When asked if it was possible that some Jewish members of the New York delegation would peel off and support Obama, Weiner said, "Give me a name. Would Gary Ackerman, because he's the chair on the subcommittee? He's a powerful guy now. I bet he'd say, ‘Yeah I thought that was wrong.'"
On Monday, Ackerman also distanced himself from the Obama administration's comprehensive opposition to settlements, expressing confidence that a "compromise" would be reached to allow for natural-growth expansion, as long as it proved not to be "ruse" for a land grab.
(A story in yesterday's Times showed that the population growth in settlements outpaced rates throughout Israel, suggesting that the official Israeli explanations of "natural growth" to accomodate growing families don't tell the whole story.)
I asked Weiner if Obama's increasingly assertive rhetoric about the Israeli settlements might lead to split among pro-Israel, pro-Obama Democrats in Congress.
He said that the fight over settlements would serve more to bolster Obama's credibility with Arab interlocutors than cause any "peeling away" or political movement in the pro-Israel community.
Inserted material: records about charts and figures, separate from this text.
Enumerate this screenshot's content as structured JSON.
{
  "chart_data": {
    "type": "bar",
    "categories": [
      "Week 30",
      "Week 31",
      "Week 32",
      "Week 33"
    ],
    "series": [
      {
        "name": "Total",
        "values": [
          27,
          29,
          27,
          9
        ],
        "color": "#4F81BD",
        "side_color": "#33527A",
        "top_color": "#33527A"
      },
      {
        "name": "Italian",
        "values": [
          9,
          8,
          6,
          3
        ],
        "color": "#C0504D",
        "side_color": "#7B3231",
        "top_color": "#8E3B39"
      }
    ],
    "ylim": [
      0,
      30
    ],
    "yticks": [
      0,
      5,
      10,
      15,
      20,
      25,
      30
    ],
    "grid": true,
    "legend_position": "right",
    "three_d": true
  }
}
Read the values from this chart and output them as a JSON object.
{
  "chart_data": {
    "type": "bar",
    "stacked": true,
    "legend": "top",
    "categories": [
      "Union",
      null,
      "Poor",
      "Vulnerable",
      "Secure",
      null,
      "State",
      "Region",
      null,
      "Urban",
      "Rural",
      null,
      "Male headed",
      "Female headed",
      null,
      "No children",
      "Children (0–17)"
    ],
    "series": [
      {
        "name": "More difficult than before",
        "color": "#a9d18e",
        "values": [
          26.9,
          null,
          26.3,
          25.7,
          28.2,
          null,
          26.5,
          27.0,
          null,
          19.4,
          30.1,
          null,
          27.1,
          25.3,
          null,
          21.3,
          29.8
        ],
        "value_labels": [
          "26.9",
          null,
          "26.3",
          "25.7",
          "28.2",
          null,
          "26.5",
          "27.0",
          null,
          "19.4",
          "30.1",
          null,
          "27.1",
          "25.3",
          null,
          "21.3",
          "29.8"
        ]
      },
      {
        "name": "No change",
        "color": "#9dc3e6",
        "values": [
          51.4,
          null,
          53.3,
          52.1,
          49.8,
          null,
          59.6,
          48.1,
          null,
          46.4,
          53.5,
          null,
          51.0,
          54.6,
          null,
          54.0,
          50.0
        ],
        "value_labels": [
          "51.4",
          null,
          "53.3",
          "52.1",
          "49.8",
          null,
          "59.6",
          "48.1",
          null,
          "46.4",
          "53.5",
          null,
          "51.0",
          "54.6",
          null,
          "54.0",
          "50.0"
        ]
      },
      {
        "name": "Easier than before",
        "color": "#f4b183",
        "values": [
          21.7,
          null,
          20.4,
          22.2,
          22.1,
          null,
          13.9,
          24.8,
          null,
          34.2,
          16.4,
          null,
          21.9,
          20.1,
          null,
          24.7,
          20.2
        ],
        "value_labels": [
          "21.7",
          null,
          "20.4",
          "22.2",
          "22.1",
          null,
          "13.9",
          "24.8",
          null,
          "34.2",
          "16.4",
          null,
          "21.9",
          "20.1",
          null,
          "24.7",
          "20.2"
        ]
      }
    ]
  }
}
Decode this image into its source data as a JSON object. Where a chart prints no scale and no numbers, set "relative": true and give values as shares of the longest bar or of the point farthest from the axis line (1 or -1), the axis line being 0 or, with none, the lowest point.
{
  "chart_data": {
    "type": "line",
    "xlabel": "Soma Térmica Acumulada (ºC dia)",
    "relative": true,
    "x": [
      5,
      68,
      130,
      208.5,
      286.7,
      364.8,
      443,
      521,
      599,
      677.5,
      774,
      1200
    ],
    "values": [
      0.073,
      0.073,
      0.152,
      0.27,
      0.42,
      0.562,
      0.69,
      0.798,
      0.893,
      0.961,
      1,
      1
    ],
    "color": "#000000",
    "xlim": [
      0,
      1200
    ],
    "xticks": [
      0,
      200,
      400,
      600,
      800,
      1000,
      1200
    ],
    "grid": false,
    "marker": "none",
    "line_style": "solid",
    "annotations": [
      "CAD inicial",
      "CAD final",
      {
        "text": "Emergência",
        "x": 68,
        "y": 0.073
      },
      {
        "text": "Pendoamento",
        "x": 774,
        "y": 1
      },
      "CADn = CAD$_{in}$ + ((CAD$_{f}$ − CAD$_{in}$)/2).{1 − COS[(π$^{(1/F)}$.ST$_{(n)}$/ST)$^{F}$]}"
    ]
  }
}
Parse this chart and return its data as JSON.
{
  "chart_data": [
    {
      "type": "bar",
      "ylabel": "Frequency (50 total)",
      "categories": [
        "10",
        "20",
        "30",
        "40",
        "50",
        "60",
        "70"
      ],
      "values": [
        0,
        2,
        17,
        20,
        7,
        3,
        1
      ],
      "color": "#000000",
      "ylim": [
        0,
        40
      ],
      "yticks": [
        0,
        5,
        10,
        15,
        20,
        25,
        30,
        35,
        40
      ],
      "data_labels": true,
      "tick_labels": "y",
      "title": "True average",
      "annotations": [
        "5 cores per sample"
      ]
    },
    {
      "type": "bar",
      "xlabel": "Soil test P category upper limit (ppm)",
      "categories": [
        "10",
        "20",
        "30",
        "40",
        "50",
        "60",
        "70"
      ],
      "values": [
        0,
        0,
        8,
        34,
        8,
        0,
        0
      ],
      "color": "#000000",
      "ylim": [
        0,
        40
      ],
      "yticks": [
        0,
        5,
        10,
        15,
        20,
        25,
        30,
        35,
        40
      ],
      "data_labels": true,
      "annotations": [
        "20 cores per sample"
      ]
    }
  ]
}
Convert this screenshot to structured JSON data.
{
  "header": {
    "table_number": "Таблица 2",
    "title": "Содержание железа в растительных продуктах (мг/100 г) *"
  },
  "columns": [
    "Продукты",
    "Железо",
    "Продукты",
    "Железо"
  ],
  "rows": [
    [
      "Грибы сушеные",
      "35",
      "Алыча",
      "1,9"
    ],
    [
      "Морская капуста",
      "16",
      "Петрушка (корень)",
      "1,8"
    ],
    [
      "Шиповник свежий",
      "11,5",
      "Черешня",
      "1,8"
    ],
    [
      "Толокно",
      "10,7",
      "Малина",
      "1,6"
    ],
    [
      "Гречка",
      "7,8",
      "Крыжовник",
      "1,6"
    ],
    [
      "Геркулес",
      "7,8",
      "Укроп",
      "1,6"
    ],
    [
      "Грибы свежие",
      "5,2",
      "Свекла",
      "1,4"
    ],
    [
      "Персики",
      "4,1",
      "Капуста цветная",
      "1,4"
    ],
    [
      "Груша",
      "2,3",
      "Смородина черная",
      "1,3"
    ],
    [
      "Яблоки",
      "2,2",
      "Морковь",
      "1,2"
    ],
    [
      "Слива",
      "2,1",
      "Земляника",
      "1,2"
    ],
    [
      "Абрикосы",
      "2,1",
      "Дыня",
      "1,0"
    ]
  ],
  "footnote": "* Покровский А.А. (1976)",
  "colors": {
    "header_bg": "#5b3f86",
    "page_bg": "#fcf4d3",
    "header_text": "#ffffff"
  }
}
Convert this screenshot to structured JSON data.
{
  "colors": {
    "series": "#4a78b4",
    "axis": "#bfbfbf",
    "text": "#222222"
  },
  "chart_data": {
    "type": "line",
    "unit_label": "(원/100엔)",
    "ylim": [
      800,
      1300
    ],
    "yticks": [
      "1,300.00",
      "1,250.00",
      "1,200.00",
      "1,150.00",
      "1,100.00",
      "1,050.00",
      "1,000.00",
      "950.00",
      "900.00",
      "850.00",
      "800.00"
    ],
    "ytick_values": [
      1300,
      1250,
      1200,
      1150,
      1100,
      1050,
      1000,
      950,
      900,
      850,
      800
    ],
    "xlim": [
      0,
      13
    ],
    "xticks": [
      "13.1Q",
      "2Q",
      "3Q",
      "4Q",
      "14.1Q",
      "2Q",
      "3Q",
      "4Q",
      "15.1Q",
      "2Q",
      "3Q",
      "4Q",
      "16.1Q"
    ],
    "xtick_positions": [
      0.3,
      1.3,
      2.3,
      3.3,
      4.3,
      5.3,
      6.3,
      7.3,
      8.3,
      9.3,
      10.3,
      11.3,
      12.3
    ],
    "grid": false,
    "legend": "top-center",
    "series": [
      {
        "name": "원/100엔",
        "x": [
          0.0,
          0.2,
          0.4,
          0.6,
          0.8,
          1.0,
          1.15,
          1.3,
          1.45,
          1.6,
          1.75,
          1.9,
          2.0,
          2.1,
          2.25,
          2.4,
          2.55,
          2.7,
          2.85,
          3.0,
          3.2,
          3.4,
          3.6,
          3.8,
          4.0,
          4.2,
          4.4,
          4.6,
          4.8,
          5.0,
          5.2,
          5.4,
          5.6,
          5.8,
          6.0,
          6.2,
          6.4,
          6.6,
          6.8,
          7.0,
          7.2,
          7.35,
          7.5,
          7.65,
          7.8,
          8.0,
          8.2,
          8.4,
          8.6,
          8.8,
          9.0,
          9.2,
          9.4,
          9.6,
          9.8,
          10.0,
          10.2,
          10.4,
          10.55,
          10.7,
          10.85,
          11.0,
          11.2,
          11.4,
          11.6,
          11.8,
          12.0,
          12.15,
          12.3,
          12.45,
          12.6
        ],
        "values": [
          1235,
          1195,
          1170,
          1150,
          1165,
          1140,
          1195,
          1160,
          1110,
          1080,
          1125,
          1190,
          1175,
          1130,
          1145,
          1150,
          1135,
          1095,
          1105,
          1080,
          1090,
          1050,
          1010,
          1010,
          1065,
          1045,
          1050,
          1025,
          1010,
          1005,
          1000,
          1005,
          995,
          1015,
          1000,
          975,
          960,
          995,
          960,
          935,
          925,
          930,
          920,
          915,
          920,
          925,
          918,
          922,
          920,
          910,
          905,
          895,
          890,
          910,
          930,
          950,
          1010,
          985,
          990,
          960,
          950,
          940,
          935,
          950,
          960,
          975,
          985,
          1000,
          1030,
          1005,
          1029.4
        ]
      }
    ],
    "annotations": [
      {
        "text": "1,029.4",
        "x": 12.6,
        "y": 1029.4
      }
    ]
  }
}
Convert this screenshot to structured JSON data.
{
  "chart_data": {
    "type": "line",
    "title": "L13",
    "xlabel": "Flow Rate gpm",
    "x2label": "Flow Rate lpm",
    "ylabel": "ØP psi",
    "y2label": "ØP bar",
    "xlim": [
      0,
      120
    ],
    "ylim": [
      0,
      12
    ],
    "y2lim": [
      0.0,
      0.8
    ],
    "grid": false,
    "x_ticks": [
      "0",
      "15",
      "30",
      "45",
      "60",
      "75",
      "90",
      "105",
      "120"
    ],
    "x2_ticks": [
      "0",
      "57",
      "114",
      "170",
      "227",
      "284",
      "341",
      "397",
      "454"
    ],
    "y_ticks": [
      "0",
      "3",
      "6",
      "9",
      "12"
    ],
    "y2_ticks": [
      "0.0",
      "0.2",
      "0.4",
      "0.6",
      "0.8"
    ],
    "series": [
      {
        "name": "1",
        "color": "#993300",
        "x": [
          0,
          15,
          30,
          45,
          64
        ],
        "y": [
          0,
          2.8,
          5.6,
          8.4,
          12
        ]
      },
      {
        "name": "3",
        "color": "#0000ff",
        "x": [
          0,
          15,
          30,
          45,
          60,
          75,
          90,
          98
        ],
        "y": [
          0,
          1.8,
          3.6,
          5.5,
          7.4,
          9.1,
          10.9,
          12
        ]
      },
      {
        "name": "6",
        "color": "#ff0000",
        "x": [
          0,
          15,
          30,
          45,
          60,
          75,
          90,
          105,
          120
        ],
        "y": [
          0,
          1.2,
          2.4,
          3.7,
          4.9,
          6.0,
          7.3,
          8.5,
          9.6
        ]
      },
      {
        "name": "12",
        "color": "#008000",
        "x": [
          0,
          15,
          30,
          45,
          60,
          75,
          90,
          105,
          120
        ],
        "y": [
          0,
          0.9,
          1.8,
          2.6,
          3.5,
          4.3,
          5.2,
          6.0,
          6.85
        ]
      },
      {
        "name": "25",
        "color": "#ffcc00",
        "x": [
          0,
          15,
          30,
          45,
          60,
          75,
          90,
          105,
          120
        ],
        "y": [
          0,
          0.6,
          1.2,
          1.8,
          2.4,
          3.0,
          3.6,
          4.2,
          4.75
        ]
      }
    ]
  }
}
"Even the hawks believe you have to do something on settlements," he said. "I believe even the doves believe you have to allow for natural growth. But if he pushes in this direction more, I just don't think you're going to see large numbers of people peeling away and saying, 'Yeah, you have got to stop natural growth.'
"More than likely it's, some people stop marching up the hill with him in the pro-Israel community and he makes the calculation, 'Well, I still have plenty to go and it's more important that I show people that I'm different. '"
Weiner also suggested that Obama had calculated that if he did clash with some of the most uncompromisingly pro-Israel officials in America–like, say,Anthony Weiner–it would only serve to boost his credibility in the Arab world as an honest broker.
"I think with settlements," Weiner said, "he wanted a fight with me."